Os produtos são Quanqton Ocean Salts, Sal Integral Quanqton, Sal Perfeito, New Quantic, Endurance e Sal Marinho Integral. De acordo com a Anvisa, os itens eram produzidos por uma empresa não identificada e estavam disponíveis em diferentes plataformas de comércio eletrônico.
As embalagens encontradas nas vendas pela internet tinham 250 gramas, 1 quilo e 2 quilos. Segundo a agência, nenhum dos produtos havia passado pelo processo de regularização sanitária necessário para a comercialização no Brasil.
Propagandas faziam promessas sobre desempenho físico
Além da ausência de regularização, a Anvisa encontrou publicidade considerada irregular nos anúncios dos produtos.
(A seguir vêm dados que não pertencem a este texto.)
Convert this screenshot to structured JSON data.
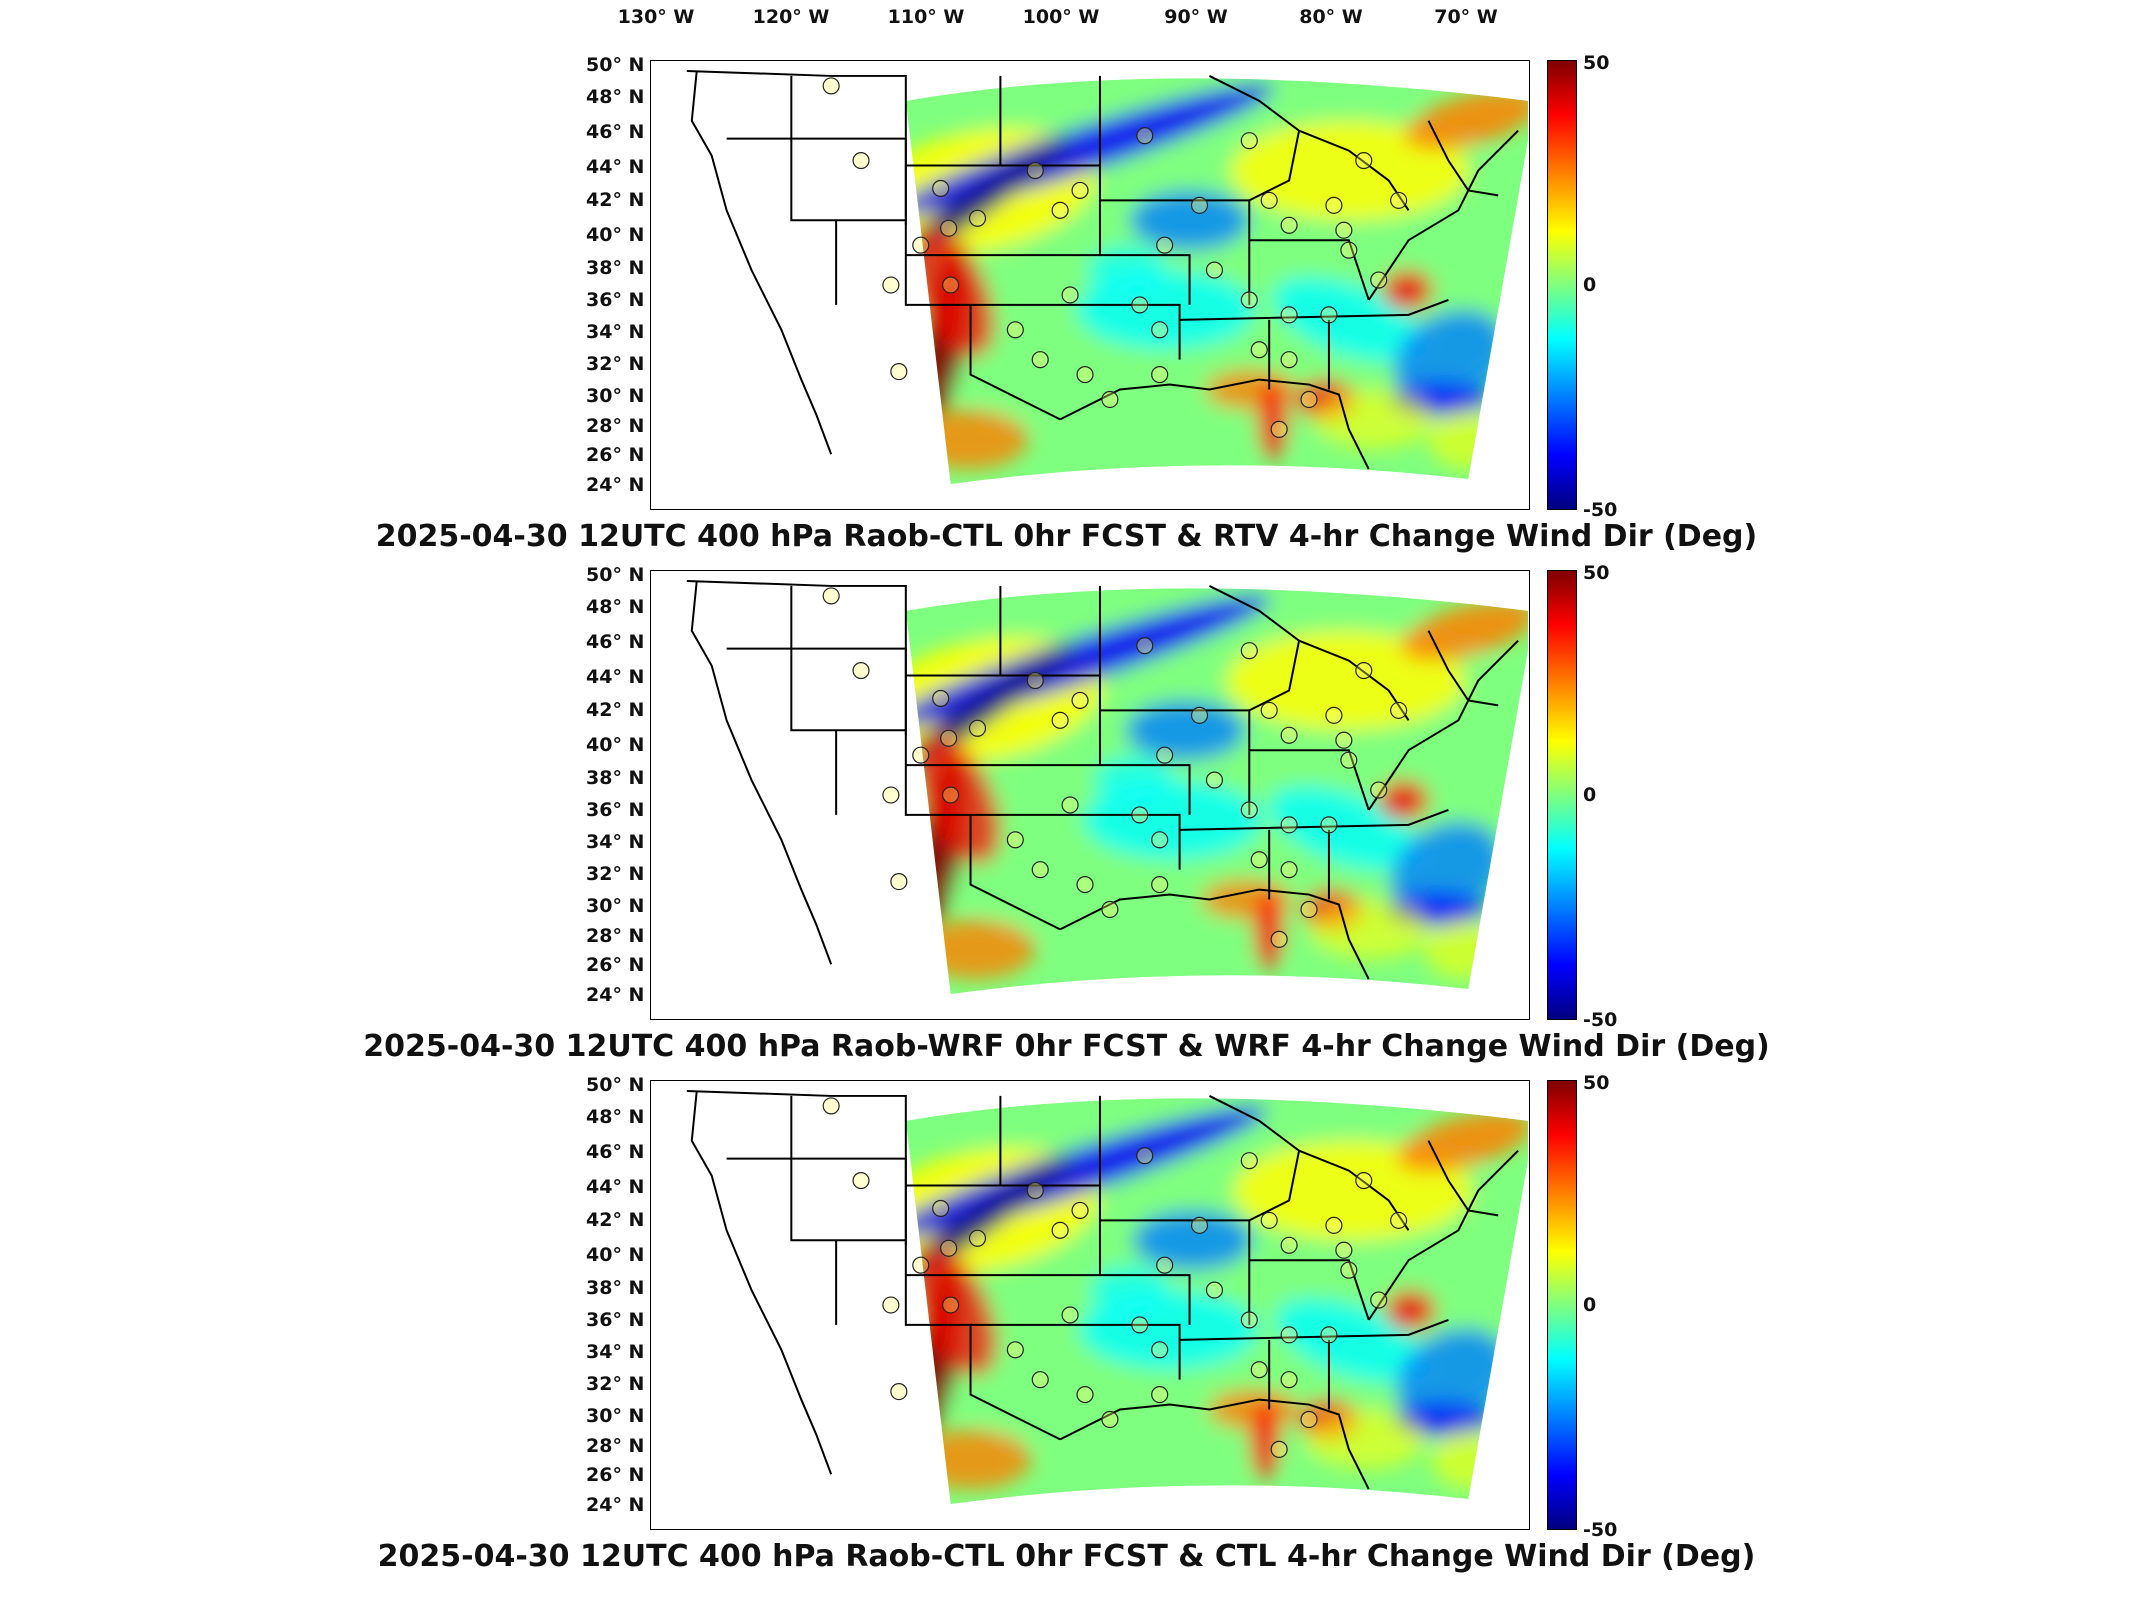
{
  "longitude_labels": [
    "130° W",
    "120° W",
    "110° W",
    "100° W",
    "90° W",
    "80° W",
    "70° W"
  ],
  "latitude_labels": [
    "50° N",
    "48° N",
    "46° N",
    "44° N",
    "42° N",
    "40° N",
    "38° N",
    "36° N",
    "34° N",
    "32° N",
    "30° N",
    "28° N",
    "26° N",
    "24° N"
  ],
  "colorbar": {
    "max_label": "50",
    "mid_label": "0",
    "min_label": "-50",
    "min": -50,
    "max": 50,
    "colormap": "jet"
  },
  "panels": [
    {
      "title": "2025-04-30 12UTC 400 hPa Raob-CTL 0hr FCST & RTV 4-hr Change Wind Dir (Deg)"
    },
    {
      "title": "2025-04-30 12UTC 400 hPa Raob-WRF 0hr FCST & WRF 4-hr Change Wind Dir (Deg)"
    },
    {
      "title": "2025-04-30 12UTC 400 hPa Raob-CTL 0hr FCST & CTL 4-hr Change Wind Dir (Deg)"
    }
  ],
  "colors": {
    "dark_red": "#7f0000",
    "red": "#ff0000",
    "orange": "#ff7f00",
    "yellow": "#ffff00",
    "green": "#7fff7f",
    "cyan": "#00ffff",
    "light_blue": "#007fff",
    "blue": "#0000ff",
    "dark_blue": "#00007f"
  }
}
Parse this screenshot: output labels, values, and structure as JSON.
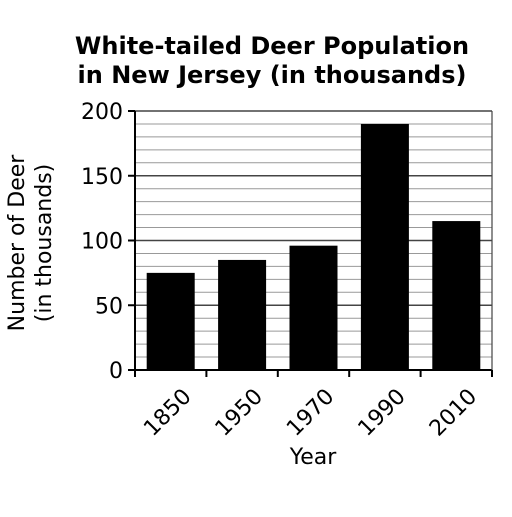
{
  "chart_data": {
    "type": "bar",
    "title_lines": [
      "White-tailed Deer Population",
      "in New Jersey (in thousands)"
    ],
    "categories": [
      "1850",
      "1950",
      "1970",
      "1990",
      "2010"
    ],
    "values": [
      75,
      85,
      96,
      190,
      115
    ],
    "xlabel": "Year",
    "ylabel_lines": [
      "Number of Deer",
      "(in thousands)"
    ],
    "ylim": [
      0,
      200
    ],
    "yticks": [
      0,
      50,
      100,
      150,
      200
    ],
    "minor_gridline_step": 10,
    "grid": true,
    "bar_color": "#000000",
    "grid_color": "#999999",
    "axis_color": "#000000"
  }
}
Entre as alegações divulgadas estava a de que um dos sais teria concentração elevada de magnésio e seria destinado a atletas em busca de reposição mineral durante e depois de atividades físicas intensas. O material publicitário também atribuía ao produto a capacidade de evitar cãibras e fadiga muscular.
Outros anúncios apresentavam os produtos como capazes de proporcionar reposição mineral durante treinos e provas, além de promover uma suposta “hidratação celular” e uma recuperação mais rápida após exercícios intensos.
As alegações foram consideradas inadequadas pela Anvisa para esse tipo de produto.
O que determina a decisão
Com a medida sanitária, os seis produtos ficam proibidos de:
- ser fabricados;
- ser importados;
- ser distribuídos;
- ser vendidos;
- ser divulgados ou anunciados;
- ser utilizados.
A determinação também prevê a apreensão dos produtos, que estavam sendo comercializados irregularmente em plataformas de comércio eletrônico.
A Anvisa orienta que consumidores fiquem atentos à regularização sanitária de produtos comercializados pela internet e evitem adquirir itens que não apresentem informações adequadas sobre sua origem e autorização para venda no país.